Farnan believes certain insights are key to recovery: “Addiction is not a character flaw. It’s a disease which spares no one… And while it is not curable, it is treatable.”

He firmly believes our healthcare system shouldn’t be waiting until addictions progress to “rock bottom,” manifesting as the end product which informs addiction stereotypes. Earlier intervention and more preventative education is needed. But Farnan also observes that addiction is not a “cool subject” to government, and remains underfunded.

Could this be linked to stereotypes about who addicts are, and misperceptions of addiction as a character flaw rather than a disease? “Absolutely,” says Farnan.

Closer to home, the loss of a veteran Terrace nurse has provoked some organizational introspection.

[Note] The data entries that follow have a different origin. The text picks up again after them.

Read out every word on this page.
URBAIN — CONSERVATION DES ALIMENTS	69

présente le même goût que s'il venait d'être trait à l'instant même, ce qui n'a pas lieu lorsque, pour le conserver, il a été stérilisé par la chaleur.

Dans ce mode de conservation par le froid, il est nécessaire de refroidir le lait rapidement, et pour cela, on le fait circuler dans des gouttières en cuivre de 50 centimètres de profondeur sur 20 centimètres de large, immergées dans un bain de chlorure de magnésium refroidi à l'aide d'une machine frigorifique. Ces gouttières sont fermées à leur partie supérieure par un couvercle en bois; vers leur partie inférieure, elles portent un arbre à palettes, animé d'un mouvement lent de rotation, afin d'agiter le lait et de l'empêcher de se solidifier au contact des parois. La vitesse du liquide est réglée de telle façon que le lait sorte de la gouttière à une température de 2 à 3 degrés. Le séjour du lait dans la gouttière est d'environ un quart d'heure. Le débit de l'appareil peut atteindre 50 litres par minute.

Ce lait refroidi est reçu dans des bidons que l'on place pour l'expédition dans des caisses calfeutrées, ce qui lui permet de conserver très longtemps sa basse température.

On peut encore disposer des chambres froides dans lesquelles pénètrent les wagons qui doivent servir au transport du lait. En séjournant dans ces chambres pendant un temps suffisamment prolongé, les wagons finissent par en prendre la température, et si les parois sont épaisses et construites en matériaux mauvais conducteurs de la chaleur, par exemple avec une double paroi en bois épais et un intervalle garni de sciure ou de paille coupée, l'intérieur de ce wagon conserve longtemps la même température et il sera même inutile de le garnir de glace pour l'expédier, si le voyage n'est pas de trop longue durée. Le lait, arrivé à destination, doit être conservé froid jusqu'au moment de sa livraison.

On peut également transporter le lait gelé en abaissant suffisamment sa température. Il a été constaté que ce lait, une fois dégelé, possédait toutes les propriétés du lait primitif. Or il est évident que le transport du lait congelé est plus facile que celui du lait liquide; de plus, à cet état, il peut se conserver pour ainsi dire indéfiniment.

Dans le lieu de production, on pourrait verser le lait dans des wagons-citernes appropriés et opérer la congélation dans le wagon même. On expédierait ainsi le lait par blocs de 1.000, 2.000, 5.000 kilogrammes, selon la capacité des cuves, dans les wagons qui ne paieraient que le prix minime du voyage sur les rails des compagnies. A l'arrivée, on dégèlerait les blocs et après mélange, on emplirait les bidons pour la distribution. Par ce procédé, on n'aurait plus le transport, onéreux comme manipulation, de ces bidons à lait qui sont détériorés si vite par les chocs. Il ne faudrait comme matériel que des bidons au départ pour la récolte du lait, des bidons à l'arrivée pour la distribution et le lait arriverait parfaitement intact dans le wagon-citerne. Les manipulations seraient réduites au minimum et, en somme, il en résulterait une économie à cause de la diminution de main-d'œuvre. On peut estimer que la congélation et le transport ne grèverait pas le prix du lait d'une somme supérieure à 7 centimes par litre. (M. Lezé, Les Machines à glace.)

The Northern Health Authority, citing B.C. privacy laws, refuses comment on why this particular nurse was allowed unsupervised access to Fentanyl. But it has scrutinized, and claims to have addressed, problems with narcotics handling practices.4 And the Terrace nurse’s death, and the resulting coroner’s report which was widely circulated among B.C.’s medical professional organizations, has resulted in widespread reconsideration of how Fentanyl in particular is handled.

The NHA’s vice-president of medicine, David Butcher, says he is not aware of any other cases of fatal overdoses, or revocations of licenses to practise due to impairment on the job, among healthcare professionals in Northern Health. If the NHA had such data, it wouldn’t necessarily be disclosed. “If we were commenting at all, it would be to our board,” explains Butcher.

But concern at the NHA for employee health remains paramount, says Butcher, particularly if it impairs the ability to care for patients. “As an employer … we have to make sure that our staff have access to treatment options and are aware of these.”

The NHA offers confidential referrals to help through Employee Assistance Programs. It maintains links to external programs such as the Physicians Health Program co-ordinated by Farnan. And in smaller communities where confidentiality can be more of a challenge, the NHA can sometimes arrange for caregivers to be brought in from elsewhere.

In any case, Butcher says he doesn’t believe there’s any “systemic problem” of intoxication of healthcare professionals.

“[They] are subject to all the concerns, including addiction, that the rest of population is,” he concludes.

Footnotes:
  1. NHA’s vice-president of medicine, David Butcher, told Northword that he does not know whether the Sept. 2, 2004 memo, which states that the nurse used patches that were “removed from patients,” accurately describes what happened. He said the statement was “based on an assumption,” which has neither been confirmed nor refuted by information from the coroner’s report. Butcher indicated the memo was “not an official NHA memo…[but] may have been distributed on NHA letterhead,” and later added that it was “appropriately sent by a Bulkley Valley District Hospital pharmacist as a policy directive to staff.”
  2. Source: 1999 U.S. National Household Survey on Drug Abuse.
  3. The Physicians Health Program, co-sponsored by the B.C. Medical Association and B.C. College of Physicians and Surgeons, provides confidential help for physicians dealing with addictions and other issues.
  4. A new policy regarding the disposal of Fentanyl was approved and circulated by the NHA in late August 2004. According to NHA vice-president of medicine David Butcher, the lag of nearly two years between the nurse’s death and the communication of the new policy was due to the fact that the coroner’s report was completed in April 2004, then forwarded to professional organizations such as the College of Physicians and Surgeons, before making its way through NHA policy processes.